True to his positive spirit, however, Hopkins quickly shrugged off the post-Brexit pessimism and decided to focus on ways to make his project a success, despite his country’s imminent departure from the European Union.
"We have the potential to ask ourselves whether or not we can imagine a good Brexit; one that is about a whole regeneration of food production connected to public health, hospitals, refugees, youth… During the campaign there was this horrible expression: ‘Take back control,’ with racist undertones. But there is a good version of that. If you genuinely meant take back control, you would do transition on a national scale… but all of this isn’t going to happen unless we have a revolution."
✿ Room for improvement ✿
To improve the Transition model so that it trickles into the mainstream, Hopkins believes that the stories of Transition towns need to be told. The documentary Demain was a perfect example of solution-based journalism that showcased solutions, instead of playing on the apocalyptic rhetoric of many movies about climate change.

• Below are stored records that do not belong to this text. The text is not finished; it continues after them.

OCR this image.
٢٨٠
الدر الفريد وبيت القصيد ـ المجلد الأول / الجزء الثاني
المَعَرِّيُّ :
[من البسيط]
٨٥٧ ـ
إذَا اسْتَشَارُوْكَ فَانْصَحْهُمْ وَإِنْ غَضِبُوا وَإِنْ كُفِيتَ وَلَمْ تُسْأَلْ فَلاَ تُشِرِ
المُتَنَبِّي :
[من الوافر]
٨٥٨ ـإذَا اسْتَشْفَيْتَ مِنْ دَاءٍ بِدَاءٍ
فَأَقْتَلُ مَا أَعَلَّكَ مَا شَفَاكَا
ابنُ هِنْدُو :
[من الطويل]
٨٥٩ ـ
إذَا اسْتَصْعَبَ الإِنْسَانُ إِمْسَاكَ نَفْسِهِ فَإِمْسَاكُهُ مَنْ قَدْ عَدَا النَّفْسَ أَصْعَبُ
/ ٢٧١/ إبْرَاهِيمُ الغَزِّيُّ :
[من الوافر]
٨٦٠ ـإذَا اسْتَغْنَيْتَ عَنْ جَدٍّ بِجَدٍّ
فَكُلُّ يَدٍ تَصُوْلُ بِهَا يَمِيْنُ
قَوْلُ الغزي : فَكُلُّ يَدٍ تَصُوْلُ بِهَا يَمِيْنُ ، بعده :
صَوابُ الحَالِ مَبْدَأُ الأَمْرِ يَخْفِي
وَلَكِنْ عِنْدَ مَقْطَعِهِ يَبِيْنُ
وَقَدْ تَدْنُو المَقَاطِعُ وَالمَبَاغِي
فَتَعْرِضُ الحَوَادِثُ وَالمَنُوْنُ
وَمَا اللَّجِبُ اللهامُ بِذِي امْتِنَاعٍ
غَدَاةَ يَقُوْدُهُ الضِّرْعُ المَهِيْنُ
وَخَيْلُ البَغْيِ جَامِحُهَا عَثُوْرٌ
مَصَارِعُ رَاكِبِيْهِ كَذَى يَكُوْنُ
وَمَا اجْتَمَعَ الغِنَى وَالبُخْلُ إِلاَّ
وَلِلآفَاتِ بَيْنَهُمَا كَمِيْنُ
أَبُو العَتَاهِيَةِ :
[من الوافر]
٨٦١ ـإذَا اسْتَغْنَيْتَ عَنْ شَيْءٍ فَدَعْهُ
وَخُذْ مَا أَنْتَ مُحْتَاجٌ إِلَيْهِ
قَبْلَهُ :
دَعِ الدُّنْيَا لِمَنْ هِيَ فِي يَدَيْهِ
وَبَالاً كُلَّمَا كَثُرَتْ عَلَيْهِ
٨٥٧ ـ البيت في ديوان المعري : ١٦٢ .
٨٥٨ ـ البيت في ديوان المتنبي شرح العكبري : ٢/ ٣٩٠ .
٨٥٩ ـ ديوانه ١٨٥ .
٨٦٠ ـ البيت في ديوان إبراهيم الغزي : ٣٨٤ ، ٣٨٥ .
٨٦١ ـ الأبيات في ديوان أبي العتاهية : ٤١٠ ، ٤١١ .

According to Hopkins, there are also improvements to be made internally. The first is to nurture a healthy culture of communication within each community. People shouldn’t want to sue each other five months into Transitioning. And the second is for the Transition model to become more entrepreneurial: it needs to create jobs in order to be sustainable. For this to happen, there needs to be a shift in mentality: Transition can no longer rely on volunteerism.
"We need to approach Transition saying: ‘In 10 years time, how could we be the biggest employer in this town?’ I sometimes used the expression ‘the tyranny of volunteerism’. We have this culture where everybody has to be volunteers and as soon as anyone gets paid, the moral purity of the whole project has been lost. That is extremely dangerous. Everyone in the group ends up being white and middle class because, well, who else is able to give hours and hours of their time for free?"
Like any successful movement, transition has to start with an individual. Hopkins isn’t afraid to put the ills of our modern-day society at the forefront of his conviction.
It is with this awareness that we move forwards.